Schwache Öltitel

US-Börsen mit Verlusten

Der Dow Jones fiel um 27,16 Einheiten oder 0,15 Prozent.

Die New Yorker Aktienbörsen haben die Sitzung am Dienstag einheitlich mit moderaten Kursverlusten beendet. Sinkende Preise bei Rohöl und Kupfer standen erfreulichen Quartalszahlen von Alcoa gegenüber. Der Dow Jones fiel um 27,16 Einheiten oder 0,15 Prozent auf 17.613,68 Zähler.

Der 500 ausgewählte US-Unternehmen fassende S&P-500 Index gab 5,23 Punkte (minus 0,26 Prozent) auf 2.023,03 Zähler ab. Der Technologieindex Nasdaq Composite Index sank um moderate 3,21 Einheiten oder 0,07 Prozent auf 4.661,50 Zähler.

Während im Frühhandel noch die erfreulich begonnene Berichtssaison für Auftrieb an der Wall Street sorgen konnte, trübte sich die Stimmung im Verlauf wegen Sorgen um den weiter fallenden Ölpreis sowie wegen schwacher Rohstoffpreise deutlich ein. Alle drei US-Leitindizes rutschten zwischenzeitlich deutlich in den roten Bereich ab. Am Ende gingen die Märkte mit einem moderaten Minus aus dem Handel.

Bereits am Montag nach Handelsschluss hatte der Aluminiumkonzern Alcoa mit seinen Quartalsergebnissen die neue Berichtssaison eröffnet. Unterm Strich kam das Unternehmen auf einen Quartalsgewinn von 159 Mio. Dollar, das war besser als im Vorfeld erwartet worden war. Der Konzern profitierte von höheren Aluminium-Preisen. Vor einem Jahr stand noch ein Verlust von 2,3 Mrd. Dollar in den Büchern.


Die erfreulichen Zahlen halfen den Aktien des Unternehmens aber nicht: Alcoa gingen mit einem klaren Minus von 2,29 Prozent aus dem Handel und folgten damit dem schwachen Branchentrend der US-Rohstoffwerte. Im Zuge eines Preisverfalls bei Kupfer sackten zudem Freeport McMoRan (minus 7,55 Prozent) und Newmont Mining (minus 3,92 Prozent) deutlich ab. Der Preis für Kupfer ist heute auf den tiefsten Stand seit fünf Jahren gefallen, hieß es von Marktteilnehmern.

Von der anhaltenden Talfahrt der Ölpreise belastet waren zudem Energiewerte einmal mehr unter den Kursverlierern im Dow Jones zu finden. ExxonMobil gaben 0,37 Prozent ab und Chevron fielen um 1,59 Prozent. Beide Ölsorten waren heute im Verlauf so billig wie seit Frühjahr 2009 nicht mehr. Zudem kostete erstmals seit langem amerikanisches Rohöl (WTI) kurzzeitig etwas mehr als Nordseeöl (Brent).

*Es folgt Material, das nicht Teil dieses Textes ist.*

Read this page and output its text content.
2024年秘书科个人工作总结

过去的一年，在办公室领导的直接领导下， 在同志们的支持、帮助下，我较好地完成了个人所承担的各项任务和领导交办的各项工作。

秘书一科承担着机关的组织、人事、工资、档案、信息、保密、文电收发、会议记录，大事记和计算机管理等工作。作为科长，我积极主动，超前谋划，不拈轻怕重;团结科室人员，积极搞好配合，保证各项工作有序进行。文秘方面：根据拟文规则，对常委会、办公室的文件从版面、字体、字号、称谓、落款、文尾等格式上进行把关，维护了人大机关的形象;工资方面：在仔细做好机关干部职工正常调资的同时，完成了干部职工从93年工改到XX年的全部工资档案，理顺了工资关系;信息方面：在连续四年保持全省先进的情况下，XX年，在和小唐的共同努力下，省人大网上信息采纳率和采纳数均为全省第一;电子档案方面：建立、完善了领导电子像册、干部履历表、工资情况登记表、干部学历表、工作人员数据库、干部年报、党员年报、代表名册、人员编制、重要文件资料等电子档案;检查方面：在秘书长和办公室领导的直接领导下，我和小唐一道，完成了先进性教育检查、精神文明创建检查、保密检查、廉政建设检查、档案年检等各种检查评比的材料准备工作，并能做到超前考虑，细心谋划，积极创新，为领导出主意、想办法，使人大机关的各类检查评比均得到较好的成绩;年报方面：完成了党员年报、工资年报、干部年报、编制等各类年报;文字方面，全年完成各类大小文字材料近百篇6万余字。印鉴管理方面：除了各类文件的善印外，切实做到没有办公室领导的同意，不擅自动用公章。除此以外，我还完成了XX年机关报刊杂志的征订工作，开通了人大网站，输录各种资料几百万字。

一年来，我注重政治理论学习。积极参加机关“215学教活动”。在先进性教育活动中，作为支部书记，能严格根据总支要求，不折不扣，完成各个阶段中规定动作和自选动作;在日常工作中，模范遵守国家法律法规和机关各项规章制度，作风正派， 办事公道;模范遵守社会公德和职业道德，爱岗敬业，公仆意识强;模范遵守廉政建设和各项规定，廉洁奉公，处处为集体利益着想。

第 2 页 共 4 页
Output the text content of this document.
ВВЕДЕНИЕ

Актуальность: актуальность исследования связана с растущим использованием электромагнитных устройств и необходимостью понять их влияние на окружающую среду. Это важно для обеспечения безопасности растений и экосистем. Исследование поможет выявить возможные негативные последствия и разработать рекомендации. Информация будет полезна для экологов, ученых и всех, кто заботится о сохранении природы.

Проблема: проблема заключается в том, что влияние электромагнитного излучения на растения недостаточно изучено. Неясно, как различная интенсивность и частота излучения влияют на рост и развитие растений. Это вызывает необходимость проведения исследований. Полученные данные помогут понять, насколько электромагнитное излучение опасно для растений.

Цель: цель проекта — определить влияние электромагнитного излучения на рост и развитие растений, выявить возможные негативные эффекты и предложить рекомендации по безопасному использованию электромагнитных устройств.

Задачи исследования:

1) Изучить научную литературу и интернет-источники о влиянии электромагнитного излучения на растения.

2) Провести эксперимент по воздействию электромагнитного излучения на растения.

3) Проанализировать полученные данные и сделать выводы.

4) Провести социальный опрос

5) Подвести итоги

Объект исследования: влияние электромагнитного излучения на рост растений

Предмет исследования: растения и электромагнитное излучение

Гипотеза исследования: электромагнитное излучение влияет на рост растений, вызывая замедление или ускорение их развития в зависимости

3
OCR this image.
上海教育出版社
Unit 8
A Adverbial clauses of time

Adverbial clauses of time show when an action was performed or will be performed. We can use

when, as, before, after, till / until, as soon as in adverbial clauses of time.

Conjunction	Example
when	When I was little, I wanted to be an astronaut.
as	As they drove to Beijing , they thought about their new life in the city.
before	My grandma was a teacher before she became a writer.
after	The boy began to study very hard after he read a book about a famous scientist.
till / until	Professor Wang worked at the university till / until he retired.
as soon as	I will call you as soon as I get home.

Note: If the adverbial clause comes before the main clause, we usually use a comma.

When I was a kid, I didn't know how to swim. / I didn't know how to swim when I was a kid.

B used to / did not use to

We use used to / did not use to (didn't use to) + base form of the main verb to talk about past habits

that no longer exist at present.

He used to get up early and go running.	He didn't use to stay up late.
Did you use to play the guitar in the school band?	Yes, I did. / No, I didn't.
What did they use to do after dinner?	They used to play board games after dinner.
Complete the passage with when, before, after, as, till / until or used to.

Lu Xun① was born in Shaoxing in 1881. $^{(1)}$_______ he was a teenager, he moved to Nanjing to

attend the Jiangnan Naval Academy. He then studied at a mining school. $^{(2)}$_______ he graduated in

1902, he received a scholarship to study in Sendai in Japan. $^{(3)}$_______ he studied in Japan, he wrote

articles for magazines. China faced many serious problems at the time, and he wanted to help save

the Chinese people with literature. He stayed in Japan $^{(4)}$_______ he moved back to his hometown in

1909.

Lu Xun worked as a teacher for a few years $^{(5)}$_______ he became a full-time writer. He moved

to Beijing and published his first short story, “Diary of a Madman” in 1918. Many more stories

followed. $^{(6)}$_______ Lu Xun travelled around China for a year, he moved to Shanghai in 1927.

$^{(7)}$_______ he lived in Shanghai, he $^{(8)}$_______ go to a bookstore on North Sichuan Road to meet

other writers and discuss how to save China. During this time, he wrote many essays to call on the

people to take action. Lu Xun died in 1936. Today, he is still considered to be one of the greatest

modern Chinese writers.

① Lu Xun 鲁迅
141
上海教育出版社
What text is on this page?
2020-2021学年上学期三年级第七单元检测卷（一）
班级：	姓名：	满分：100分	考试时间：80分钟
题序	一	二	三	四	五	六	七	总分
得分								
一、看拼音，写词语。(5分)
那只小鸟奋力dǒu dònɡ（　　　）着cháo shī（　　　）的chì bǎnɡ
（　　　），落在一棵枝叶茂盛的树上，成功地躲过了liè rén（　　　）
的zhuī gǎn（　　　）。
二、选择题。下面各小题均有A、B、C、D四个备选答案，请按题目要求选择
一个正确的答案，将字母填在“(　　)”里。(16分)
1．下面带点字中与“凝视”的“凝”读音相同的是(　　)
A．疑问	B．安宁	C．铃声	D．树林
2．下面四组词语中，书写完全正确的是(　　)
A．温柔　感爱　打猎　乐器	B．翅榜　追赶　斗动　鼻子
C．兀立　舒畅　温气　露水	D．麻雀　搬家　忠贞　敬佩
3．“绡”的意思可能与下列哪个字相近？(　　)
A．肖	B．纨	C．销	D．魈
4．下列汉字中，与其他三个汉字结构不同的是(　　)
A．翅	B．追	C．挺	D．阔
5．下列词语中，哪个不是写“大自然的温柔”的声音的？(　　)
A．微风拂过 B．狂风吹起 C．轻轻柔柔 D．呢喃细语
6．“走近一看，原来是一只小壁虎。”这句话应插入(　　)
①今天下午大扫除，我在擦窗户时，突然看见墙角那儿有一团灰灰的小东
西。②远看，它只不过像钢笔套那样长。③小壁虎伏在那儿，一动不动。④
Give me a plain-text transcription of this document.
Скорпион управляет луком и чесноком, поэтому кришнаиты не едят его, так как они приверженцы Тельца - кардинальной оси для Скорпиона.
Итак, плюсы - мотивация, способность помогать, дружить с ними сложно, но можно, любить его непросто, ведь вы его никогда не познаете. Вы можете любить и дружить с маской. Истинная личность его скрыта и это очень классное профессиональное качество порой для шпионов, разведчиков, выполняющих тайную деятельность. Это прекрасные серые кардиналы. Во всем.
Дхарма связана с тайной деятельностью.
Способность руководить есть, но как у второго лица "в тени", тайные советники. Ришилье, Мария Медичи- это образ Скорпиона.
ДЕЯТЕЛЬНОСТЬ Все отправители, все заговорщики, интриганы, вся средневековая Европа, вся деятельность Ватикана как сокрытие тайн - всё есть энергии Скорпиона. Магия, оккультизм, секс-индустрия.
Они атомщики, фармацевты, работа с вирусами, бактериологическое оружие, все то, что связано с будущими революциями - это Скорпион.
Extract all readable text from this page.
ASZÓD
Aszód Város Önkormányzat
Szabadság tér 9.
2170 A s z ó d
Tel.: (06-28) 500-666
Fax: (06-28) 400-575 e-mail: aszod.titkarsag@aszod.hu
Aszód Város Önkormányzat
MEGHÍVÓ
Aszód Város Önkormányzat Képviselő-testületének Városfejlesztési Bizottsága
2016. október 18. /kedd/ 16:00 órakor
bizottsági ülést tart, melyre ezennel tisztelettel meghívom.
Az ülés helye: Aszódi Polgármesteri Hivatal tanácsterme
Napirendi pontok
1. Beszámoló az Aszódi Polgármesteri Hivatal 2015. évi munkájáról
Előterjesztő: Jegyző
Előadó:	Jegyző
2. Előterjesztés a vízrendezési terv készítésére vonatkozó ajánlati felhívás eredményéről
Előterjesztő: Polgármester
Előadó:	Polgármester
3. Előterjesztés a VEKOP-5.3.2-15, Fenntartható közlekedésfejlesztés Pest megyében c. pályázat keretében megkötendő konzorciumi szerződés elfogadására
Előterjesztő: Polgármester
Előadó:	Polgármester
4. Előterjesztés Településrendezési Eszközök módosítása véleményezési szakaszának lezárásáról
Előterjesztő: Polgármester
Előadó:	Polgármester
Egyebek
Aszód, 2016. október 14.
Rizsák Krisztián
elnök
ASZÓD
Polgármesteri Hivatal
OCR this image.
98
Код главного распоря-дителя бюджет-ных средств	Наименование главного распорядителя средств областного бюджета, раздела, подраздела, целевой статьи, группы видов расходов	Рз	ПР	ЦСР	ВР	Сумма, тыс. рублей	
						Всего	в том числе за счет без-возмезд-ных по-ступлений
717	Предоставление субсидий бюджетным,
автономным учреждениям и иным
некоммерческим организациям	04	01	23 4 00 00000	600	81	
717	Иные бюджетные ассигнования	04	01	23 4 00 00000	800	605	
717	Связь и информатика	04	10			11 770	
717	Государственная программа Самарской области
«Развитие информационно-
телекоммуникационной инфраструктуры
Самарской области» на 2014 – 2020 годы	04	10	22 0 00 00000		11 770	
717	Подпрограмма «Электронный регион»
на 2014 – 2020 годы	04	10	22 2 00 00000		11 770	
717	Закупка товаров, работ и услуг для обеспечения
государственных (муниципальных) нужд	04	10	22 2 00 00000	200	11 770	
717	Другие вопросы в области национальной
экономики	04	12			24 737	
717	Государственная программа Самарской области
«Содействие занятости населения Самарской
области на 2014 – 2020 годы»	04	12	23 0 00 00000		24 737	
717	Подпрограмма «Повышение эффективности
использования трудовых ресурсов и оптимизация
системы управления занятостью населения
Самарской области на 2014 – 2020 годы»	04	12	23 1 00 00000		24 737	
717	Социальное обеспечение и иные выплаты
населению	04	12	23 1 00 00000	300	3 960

Bergauf ging es dagegen für Aktien aus der Technologiebranche. So zogen Google um 0,95 Prozent an und Apple gewannen 0,83 Prozent. Apple-Aktien profitierten von einer Hochstufung des Votums von "Neutral" auf "Outperform" durch die Investmentbank Credit Suisse. Die Experten hoben ihre Absatzerwartungen für das iPhone und sehen Potenzial für Barmittelausschüttungen. Auch Amazon legten 1,14 Prozent zu, nachdem die Analysten der Citigroup die Titel zum Kauf empfohlen hatten, hieß es aus dem Handel. Im Dow Jones fielen dagegen Intel um 0,27 Prozent. Intel wird am kommenden Donnerstag seine Zahlen vorlegen.

Ein Kursplus von 0,23 Prozent gab es für Boeing zu verbuchen. Zwar hat Europas größter Flugzeugbauer Airbus seinen US-Rivalen im vergangenen Jahr bei Neubestellungen abgehängt, allerdings lagen die Amerikaner bei den Auslieferungen und dem Wert der Neuaufträge deutlich vorn.